PyTorch之warp-ctc binding编译问题

发表于 2018-04-09 更新于 2023-12-07 分类于深度学习 Waline：

最近在用PyTorch实现一些类CRNN的网络，需要使用到百度的warp-ctc，找了下资料，发现已经有现成的PyTorch binding。然而按照官方的文档，编译失败了，折腾了点时间搞定，记录一下以备忘。

问题描述

warp-ctc的pytorch binding(https://github.com/SeanNaren/warp-ctc)编译失败。

git clone https://github.com/SeanNaren/warp-ctc.git
cd warp-ctc
mkdir build; cd build
cmake ..
make

在此处编译warp-ctc本体时OK，接下来进入pytorch_binding编译pytorch的binding时出错。
注：WARP_CTC_PATH和CUDA_HOME均设置正确。

1 2	cd pytorch_binding python setup.py install

上面的命令出错，出错信息：

Traceback (most recent call last):
  File "setup.py", line 52, in <module>
    extra_compile_args=extra_compile_args)
  File "~/.conda/envs/dl/lib/python2.7/site-packages/torch/utils/ffi/__init__.py", line 162, in create_extension
    ffi.cdef(_typedefs + all_headers_source)
  File "~/.conda/envs/dl/lib/python2.7/site-packages/cffi/api.py", line 107, in cdef
    self._cdef(csource, override=override, packed=packed)
  File "~/.conda/envs/dl/lib/python2.7/site-packages/cffi/api.py", line 121, in _cdef
    self._parser.parse(csource, override=override, **options)
  File "~/.conda/envs/dl/lib/python2.7/site-packages/cffi/cparser.py", line 315, in parse
    self._internal_parse(csource)
  File "~/.conda/envs/dl/lib/python2.7/site-packages/cffi/cparser.py", line 320, in _internal_parse
    ast, macros, csource = self._parse(csource)
  File "~/.conda/envs/dl/lib/python2.7/site-packages/cffi/cparser.py", line 278, in _parse
    self.convert_pycparser_error(e, csource)
  File "~/.conda/envs/dl/lib/python2.7/site-packages/cffi/cparser.py", line 307, in convert_pycparser_error
    raise CDefError(msg)
cffi.error.CDefError: cannot parse "int cpu_ctc(THFloatTensor *probs,"
<cdef source string>:29:34: Illegal character '\r'

出错猜想

看起来是该行内容（下行）后面包含“\r”字符，而python的cffi模块不允许在parser的输入内容中包含该字符以至于出现错误。

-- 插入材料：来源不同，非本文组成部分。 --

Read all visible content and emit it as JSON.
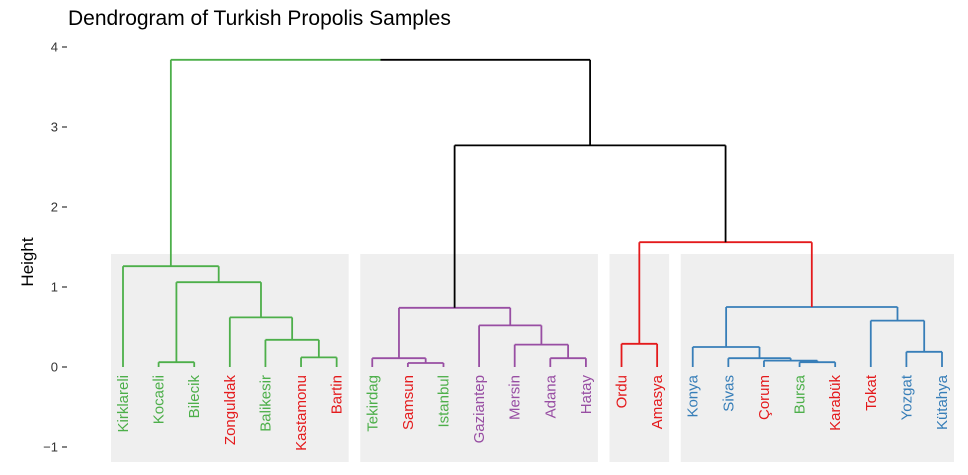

1	int cpu_ctc(THFloatTensor *probs,

该内容所在文件为src/cpu_binding.h，该文件内容如下：

int cpu_ctc(THFloatTensor *probs,
                        THFloatTensor *grads,
                        THIntTensor *labels_ptr,
                        THIntTensor *label_sizes_ptr,
                        THIntTensor *sizes,
                        int minibatch_size,
                        THFloatTensor *costs);

尝试方法1

可以通过pytorch_binding/setup.py的headers变为空数组，可以编译通过，但是运行时会出现错误：

Traceback (most recent call last):
  File "main.py", line 222, in <module>
    main()
  File "main.py", line 203, in main
    avg_loss, avg_acc = train(model, ctc, optimizer, train_dataset_loader, label_map, train_total_batches)
  File "main.py", line 41, in train
    loss = ctc.loss(predict_Ys, preds_size, batch_merge_Labels, batch_label_lens)
  File "~/workspace/ocr/model.py", line 109, in loss
    rs = self.criterion(preds, label, preds_length, label_length) / batch_size
  File "~/.conda/envs/dl/lib/python2.7/site-packages/torch/nn/modules/module.py", line 357, in __call__
    result = self.forward(*input, **kwargs)
  File "build/bdist.linux-x86_64/egg/warpctc_pytorch/__init__.py", line 76, in forward
    
  File "build/bdist.linux-x86_64/egg/warpctc_pytorch/__init__.py", line 17, in forward
    __version__ = PILLOW_VERSION
AttributeError: 'module' object has no attribute 'gpu_ctc'

方法1失败！

尝试方法2

阅读出错信息，查看出错部分代码，发现主要在于读取headers参数中的文件内容后拼接产生的all_headers_source中包含了“\r”字符，因此可以尝试修改代码把该字符去除。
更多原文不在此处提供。